GOP presidential front-runner Donald Trump said that if Middle Eastern allies want the U.S. to police the region, they should pay it.

“We are not being reimbursed for our protection of many of the countries … including Saudi Arabia,” Trump told the New York Times in a foreign policy interview published Saturday.

The United States takes “tremendous monetary hits on protecting [other] countries,” Trump said referring to Saudi Arabia specifically and the world generally.

“We lose, everywhere. We lose monetarily, everywhere,” Trump said.

Gulf allies who refuse to send their own ground troops to fight the self-proclaimed Islamic State should pay for U.S. military protection and intervention, Trump said. If they don’t, the U.S. should cut them off.

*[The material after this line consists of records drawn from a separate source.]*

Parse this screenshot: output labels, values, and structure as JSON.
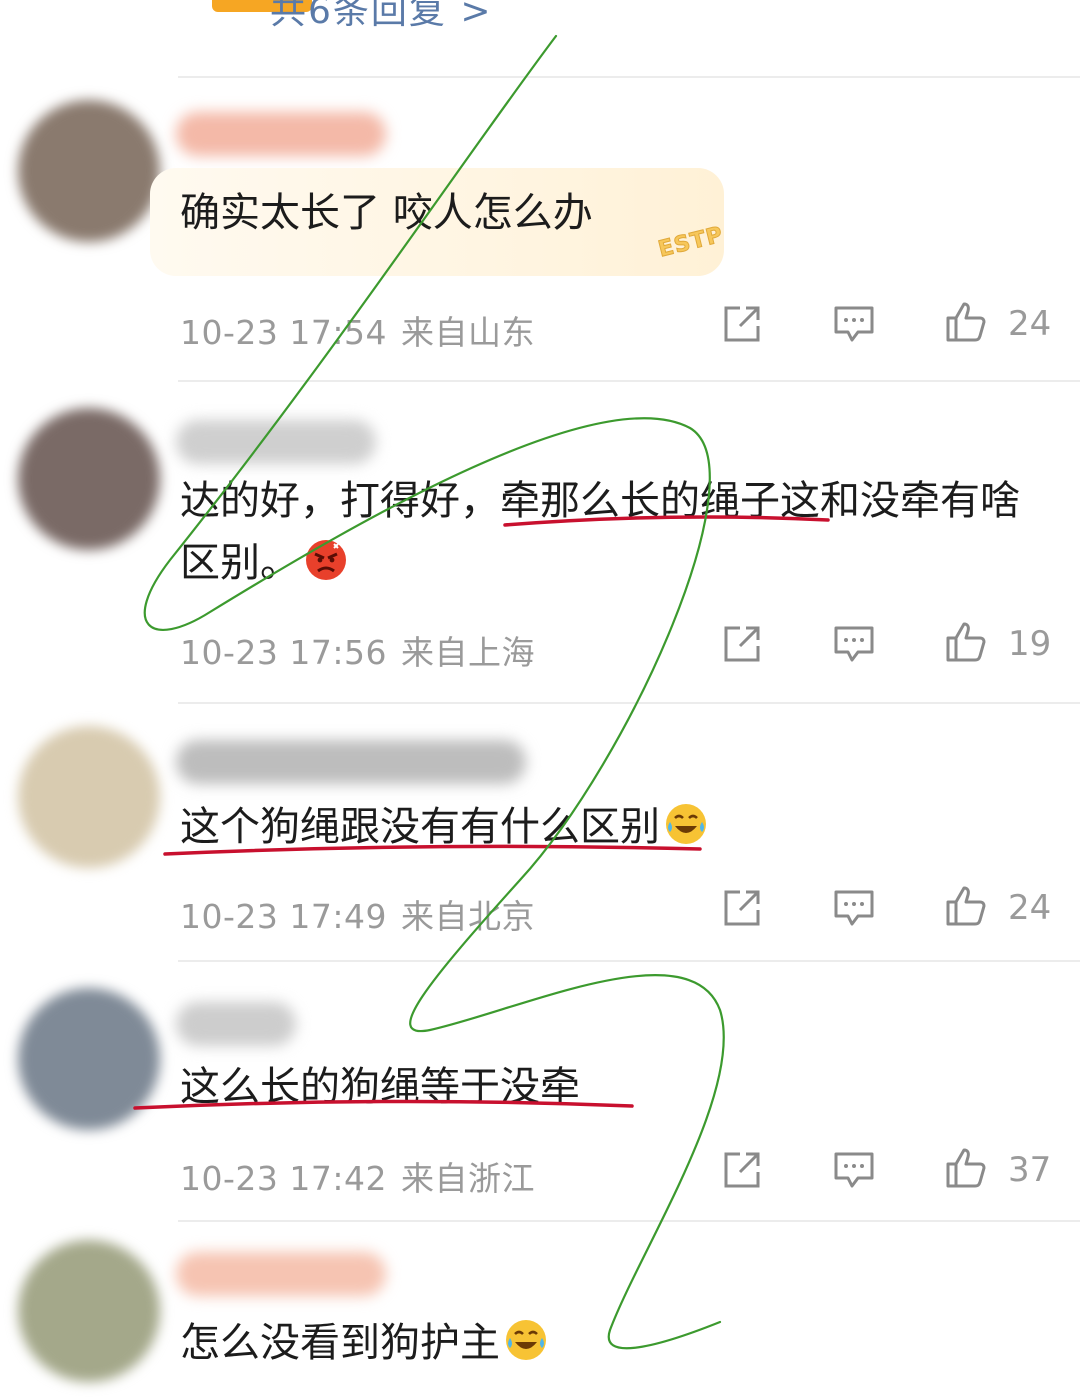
{
  "header": {
    "reply_link": "共6条回复 >"
  },
  "comments": [
    {
      "text": "确实太长了 咬人怎么办",
      "badge": "ESTP",
      "date": "10-23 17:54",
      "location": "来自山东",
      "likes": "24",
      "avatar_color": "#8a7a6e",
      "name_color": "#f4b9a8"
    },
    {
      "text": "达的好，打得好，牵那么长的绳子这和没牵有啥区别。",
      "date": "10-23 17:56",
      "location": "来自上海",
      "likes": "19",
      "avatar_color": "#7a6a66",
      "name_color": "#cfcfcf"
    },
    {
      "text": "这个狗绳跟没有有什么区别",
      "date": "10-23 17:49",
      "location": "来自北京",
      "likes": "24",
      "avatar_color": "#d8cbb0",
      "name_color": "#bdbdbd"
    },
    {
      "text": "这么长的狗绳等于没牵",
      "date": "10-23 17:42",
      "location": "来自浙江",
      "likes": "37",
      "avatar_color": "#7f8a97",
      "name_color": "#cdcdcd"
    },
    {
      "text": "怎么没看到狗护主",
      "avatar_color": "#a4a88a",
      "name_color": "#f6c4b2"
    }
  ],
  "icons": {
    "share": "share-icon",
    "comment": "comment-icon",
    "like": "thumbs-up-icon",
    "angry": "angry-face-emoji",
    "laugh": "laugh-cry-emoji"
  },
  "colors": {
    "accent": "#f6a623",
    "meta": "#9a9a9a",
    "underline": "#c8102e",
    "scribble": "#3c9a2e"
  }
}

Without U.S. help, “Saudi Arabia wouldn’t exist for very long. It would be, you know, a catastrophic failure without our protection,” Trump said. “And I’m trying to figure out, why is it that we aren’t going in and saying, at a minimum … ‘I’m sorry folks … under no circumstances can we continue to do this.'”

Trump blamed much of the country’s budget deficit on America’s role as world policemen.

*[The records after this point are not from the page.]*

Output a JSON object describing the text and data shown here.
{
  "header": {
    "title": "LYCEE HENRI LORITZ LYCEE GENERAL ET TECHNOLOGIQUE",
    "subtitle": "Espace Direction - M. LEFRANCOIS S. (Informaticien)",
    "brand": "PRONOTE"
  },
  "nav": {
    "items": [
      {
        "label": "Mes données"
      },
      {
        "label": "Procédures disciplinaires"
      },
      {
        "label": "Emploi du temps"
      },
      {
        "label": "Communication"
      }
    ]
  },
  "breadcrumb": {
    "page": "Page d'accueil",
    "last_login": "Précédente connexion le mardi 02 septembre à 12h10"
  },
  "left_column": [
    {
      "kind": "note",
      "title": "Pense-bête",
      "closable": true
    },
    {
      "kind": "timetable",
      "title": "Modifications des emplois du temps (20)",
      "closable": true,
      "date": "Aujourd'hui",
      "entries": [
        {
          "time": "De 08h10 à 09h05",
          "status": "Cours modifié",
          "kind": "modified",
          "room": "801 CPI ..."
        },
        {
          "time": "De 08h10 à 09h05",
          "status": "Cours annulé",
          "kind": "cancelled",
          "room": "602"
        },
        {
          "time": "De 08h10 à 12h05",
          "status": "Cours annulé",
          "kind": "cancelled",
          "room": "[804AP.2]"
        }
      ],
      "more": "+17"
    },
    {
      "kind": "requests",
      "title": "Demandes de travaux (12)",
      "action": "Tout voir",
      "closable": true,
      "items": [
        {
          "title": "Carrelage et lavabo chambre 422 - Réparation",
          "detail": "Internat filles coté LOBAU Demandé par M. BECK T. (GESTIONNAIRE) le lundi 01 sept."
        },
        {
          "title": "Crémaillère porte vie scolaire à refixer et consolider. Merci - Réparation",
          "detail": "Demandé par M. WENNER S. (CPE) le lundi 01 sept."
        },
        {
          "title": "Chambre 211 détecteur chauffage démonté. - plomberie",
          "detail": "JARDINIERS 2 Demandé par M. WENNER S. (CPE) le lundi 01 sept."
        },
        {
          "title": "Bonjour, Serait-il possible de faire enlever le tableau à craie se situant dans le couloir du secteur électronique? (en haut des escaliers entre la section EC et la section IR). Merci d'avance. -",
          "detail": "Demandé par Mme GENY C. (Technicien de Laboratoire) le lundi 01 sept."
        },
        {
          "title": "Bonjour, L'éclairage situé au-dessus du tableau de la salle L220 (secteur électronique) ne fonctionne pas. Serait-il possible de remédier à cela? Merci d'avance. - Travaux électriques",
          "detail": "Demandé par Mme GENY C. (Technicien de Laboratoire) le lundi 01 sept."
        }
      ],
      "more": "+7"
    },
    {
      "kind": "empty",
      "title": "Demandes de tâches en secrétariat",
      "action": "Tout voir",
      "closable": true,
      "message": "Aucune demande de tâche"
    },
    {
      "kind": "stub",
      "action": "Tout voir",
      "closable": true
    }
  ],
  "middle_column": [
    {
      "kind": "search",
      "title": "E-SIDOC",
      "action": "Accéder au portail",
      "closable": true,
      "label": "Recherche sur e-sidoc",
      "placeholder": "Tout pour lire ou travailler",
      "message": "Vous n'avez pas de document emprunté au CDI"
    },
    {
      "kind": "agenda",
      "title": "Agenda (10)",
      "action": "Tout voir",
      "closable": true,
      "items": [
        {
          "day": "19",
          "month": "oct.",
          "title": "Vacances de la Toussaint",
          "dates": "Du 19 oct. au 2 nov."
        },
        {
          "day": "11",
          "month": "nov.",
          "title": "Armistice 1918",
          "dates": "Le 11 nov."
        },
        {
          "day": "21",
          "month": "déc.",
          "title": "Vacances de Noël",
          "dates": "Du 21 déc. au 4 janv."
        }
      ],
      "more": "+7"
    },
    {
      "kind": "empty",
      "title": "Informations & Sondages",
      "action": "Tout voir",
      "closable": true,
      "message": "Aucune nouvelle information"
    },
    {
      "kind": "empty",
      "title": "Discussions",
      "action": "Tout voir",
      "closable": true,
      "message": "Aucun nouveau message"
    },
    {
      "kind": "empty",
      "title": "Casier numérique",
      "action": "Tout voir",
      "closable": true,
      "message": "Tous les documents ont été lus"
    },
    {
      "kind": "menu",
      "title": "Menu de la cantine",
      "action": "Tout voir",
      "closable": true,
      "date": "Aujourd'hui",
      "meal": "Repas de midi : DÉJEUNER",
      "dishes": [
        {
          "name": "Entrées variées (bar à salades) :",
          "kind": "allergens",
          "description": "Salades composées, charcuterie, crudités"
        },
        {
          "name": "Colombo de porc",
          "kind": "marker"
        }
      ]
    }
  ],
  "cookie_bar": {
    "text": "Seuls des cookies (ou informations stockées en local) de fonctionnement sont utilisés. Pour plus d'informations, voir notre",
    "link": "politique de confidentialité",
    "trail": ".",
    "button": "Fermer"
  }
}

“One of the reasons we’re a debtor nation: We spend so much on the military, but the military isn’t for us,” he said. “The military is to be policeman for other countries.”

Trump said with new oil producers emerging, the pursuit of alternative energy sources and new technology allowing the U.S. to produce even more domestically, America doesn’t need the Middle East anymore.

“The beautiful thing about oil is that, you know, we’re really getting close, because of fracking, and because of new technology, we’re really in a position that we weren’t in, you know, years ago, and the reason we’re in the Middle East is for oil,” he said. “And all of a sudden we’re finding out that there’s less reason to be.”

Still, Trump says that Presidents George W. Bush and Obama erred in not seizing Iraqi oil after invading that country in 2003. He said now it is too late to do so.

“When we left I said, ‘Take the oil,'” Trump said.

The real estate mogul conceded that with the rise of the Islamic State the U.S. can’t disengage from the Middle East. He spread the blame for that problem.

If “our presidents would have just gone to the beach and enjoyed the [region’s] ocean and the sun, we would’ve been much better off in the Middle East,” he said. “We’re far worse off today than we were 15 years ago or 10 years ago in the Middle East.”